One of the authors' twitter thread with the paper's summary: https://twitter.com/WesPegden/status/1288140129677332482
There are many problems with the GBD, but the simplest is that we don't know who the high-risk groups are. Yes, we know age and certain categories of pre-existing condition make for higher risk of death. But we also know that perfectly healthy young people end up with strokes, heart damage, and lung damage, and we're not really sure why. We don't know why some people end up with debilitating symptoms months after infection.
We don't even know if herd immunity is actually possible, or if we'd be committing ourselves to years of intermittent lockdown controls as local outbreaks come and go.
This paper is a similar (if slightly more mathematically detailed) approach, and is more recent: https://www.pnas.org/content/early/2020/09/21/2008087117. It comes to the opposite conclusion. What they find is that while it's technically possible to achieve herd immunity this way, it's logistically unfeasible. It needs monitoring, compliance, and reactiveness that we demonstrably can't (or won't) implement - if we could, we wouldn't be in this mess.
Besides which, neither this paper nor that supports any idea that these three are "leading experts". As far as I can see they're vocal and have a history of being proved wrong by events.
We absolutely do. We have such a wealth of data and the signal is very strong.
> That paper doesn't consider reinfection risk or non-fatal outcomes.
That's because reinfection is extremely rare and risk for non-fatal outcomes is typical of other influenza like illnesses. An interesting note is that many / most people have some sort of cross-protection through T-cell immunity (likely from other coronaviruses).
> We don't even know if herd immunity is actually possible
Yes we do. Pretty much every disease tails off. The only debate right now is where this threshold is at for various jurisdictions. It is likely as low as 20%. The 60% number quoted early in the pandemic was assuming homogenous population with equal susceptibility and perfect mixing.
> This paper is a similar (if slightly more mathematically detailed) approach, and is more recent: https://www.pnas.org/content/early/2020/09/21/2008087117. It comes to the opposite conclusion. What they find is that while it's technically possible to achieve herd immunity this way, it's logistically unfeasible.
All models are wrong but some are useful. If this model cannot explain real data from cities and countries (eg: stockholm, UK locales) then it is relatively useless.
We know who is likely to die. We do not know who is at risk of a life-long debilitating illness.
> That's because reinfection is extremely rare
We don't know this. What we know is that reinfection with a different strain is rarely detected, and that's a long way from the same thing.
> risk for non-fatal outcomes is typical of other influenza like illnesses
This is false.
> An interesting note is that many / most people have some sort of cross-protection through T-cell immunity (likely from other coronaviruses).

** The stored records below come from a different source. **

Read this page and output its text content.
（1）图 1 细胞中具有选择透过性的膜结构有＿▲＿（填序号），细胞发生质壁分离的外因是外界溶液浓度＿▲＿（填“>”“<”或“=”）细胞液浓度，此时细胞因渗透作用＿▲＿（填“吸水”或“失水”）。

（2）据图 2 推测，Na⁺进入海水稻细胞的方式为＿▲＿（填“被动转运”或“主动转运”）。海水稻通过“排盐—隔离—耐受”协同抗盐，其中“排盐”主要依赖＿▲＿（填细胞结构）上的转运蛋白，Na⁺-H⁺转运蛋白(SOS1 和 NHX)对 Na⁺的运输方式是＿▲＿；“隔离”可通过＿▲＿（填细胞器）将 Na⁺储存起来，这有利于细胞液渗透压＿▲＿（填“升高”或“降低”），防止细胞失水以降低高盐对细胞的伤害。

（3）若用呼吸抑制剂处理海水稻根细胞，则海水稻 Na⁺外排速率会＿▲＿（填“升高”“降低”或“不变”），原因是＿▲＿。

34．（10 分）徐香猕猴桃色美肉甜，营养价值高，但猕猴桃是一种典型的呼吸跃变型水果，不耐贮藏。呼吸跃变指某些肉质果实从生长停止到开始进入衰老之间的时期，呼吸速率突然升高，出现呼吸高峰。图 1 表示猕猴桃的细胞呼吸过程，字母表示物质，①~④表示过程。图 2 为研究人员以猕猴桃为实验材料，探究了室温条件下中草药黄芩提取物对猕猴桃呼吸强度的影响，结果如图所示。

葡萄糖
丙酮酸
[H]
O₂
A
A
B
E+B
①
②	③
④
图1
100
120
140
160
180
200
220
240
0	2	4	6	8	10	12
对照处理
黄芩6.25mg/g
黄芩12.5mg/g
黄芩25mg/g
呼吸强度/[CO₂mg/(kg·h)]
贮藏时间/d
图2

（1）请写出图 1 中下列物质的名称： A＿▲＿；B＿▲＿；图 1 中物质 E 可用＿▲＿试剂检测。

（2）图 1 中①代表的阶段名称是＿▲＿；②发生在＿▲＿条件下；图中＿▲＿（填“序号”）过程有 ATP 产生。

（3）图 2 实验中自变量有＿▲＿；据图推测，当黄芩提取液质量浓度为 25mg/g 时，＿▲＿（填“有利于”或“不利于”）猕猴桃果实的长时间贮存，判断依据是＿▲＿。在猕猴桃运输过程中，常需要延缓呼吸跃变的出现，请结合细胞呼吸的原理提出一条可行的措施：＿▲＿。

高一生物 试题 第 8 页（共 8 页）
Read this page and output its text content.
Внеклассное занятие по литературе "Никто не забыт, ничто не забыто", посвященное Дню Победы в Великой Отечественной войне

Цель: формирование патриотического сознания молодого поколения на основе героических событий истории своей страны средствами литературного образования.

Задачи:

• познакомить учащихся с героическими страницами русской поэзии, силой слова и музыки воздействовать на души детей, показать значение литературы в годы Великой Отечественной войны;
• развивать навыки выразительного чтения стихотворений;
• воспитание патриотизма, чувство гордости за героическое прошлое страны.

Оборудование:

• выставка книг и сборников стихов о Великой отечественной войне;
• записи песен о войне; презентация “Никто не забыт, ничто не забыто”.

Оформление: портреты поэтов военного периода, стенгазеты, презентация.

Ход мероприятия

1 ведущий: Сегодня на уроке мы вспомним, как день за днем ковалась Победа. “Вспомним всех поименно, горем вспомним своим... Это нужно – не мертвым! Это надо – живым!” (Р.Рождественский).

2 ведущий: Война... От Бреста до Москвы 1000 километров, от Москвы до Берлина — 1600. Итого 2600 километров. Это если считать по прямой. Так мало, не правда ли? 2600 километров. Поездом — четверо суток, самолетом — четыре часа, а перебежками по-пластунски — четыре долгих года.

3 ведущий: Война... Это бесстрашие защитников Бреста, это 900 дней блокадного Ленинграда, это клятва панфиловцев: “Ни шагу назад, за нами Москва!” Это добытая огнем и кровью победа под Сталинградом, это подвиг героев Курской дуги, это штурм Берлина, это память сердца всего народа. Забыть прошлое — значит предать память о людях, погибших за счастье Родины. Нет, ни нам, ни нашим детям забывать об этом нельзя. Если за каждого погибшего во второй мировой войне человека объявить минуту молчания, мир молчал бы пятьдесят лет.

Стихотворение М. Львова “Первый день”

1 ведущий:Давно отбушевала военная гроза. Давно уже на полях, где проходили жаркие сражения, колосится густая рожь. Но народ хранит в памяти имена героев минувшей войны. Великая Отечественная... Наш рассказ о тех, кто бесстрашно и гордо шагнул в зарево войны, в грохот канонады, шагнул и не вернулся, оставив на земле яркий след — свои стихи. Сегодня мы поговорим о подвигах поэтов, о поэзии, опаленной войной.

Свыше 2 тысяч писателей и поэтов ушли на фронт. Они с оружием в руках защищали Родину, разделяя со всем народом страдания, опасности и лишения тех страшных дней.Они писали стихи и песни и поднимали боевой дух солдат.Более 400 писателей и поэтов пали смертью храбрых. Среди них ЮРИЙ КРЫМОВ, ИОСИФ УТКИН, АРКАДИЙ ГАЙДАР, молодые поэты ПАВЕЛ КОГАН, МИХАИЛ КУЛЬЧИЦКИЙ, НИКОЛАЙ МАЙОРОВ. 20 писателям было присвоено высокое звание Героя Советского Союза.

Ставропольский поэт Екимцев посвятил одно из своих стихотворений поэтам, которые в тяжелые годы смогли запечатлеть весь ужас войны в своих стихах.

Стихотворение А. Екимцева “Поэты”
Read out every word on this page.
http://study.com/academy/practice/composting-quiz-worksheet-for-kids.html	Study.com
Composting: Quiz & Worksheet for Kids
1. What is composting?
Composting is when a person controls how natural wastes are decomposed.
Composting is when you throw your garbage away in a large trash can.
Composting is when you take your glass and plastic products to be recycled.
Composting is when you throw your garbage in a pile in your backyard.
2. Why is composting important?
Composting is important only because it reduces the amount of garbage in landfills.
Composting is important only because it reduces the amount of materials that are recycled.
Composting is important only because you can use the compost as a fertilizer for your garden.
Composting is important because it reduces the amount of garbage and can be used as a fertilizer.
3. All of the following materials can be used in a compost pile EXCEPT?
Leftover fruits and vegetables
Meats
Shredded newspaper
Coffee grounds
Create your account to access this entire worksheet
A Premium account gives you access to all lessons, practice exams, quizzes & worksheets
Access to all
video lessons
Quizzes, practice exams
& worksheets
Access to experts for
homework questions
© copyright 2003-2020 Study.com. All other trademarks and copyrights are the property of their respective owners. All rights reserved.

At best this is optimistic. We know some (less than half) have a T-cell response. We don't know yet if that response is beneficial, harmful, or has no effect at all. It would be premature to start any sort of public health intervention founded on this assumption.
> Yes we do. Pretty much every disease tails off.
This strongly depends on the reinfection rate. Which we don't know.
> The only debate right now is where this threshold is at for various jurisdictions. It is likely as low as 20%.
This is false. To get anywhere near 20% you need to know the effect of the T-cell response, or have some other mechanism for discounting a large portion of the population.
> All models are wrong but some are useful. If this model cannot explain real data from cities and countries (eg: stockholm, UK locales) then it is relatively useless.
Have you read either of them? Both models in this thread are predictive models of situations that haven't happened yet. Both use real data (from the US and the UK). Neither can describe reality, so do we throw them both out? That leaves the GBD lot with no epidemiological support at all, which would make my point rather concisely.
We simply don't have enough information to know whether the GBD proposal is safe or, even if it was, whether it could be implemented, and it's all the more suspicious because its three proponents have been making very similar arguments against general lockdown since at least April, when we knew dramatically less. They do not seem to have changed their stances based on new information, which moves the GBD out of science and into politics. Only they're leaning on their academic credentials to lend it airs of legitimacy it can't back up, which makes it complete, utter bullshit that nobody should pay any attention to. It's preying on desperation and optimism to deepen social division and reinforce political hysteria at the worst possible time. No credible health authority is paying any attention to it, nor should they. Please don't bring that sort of content to HN.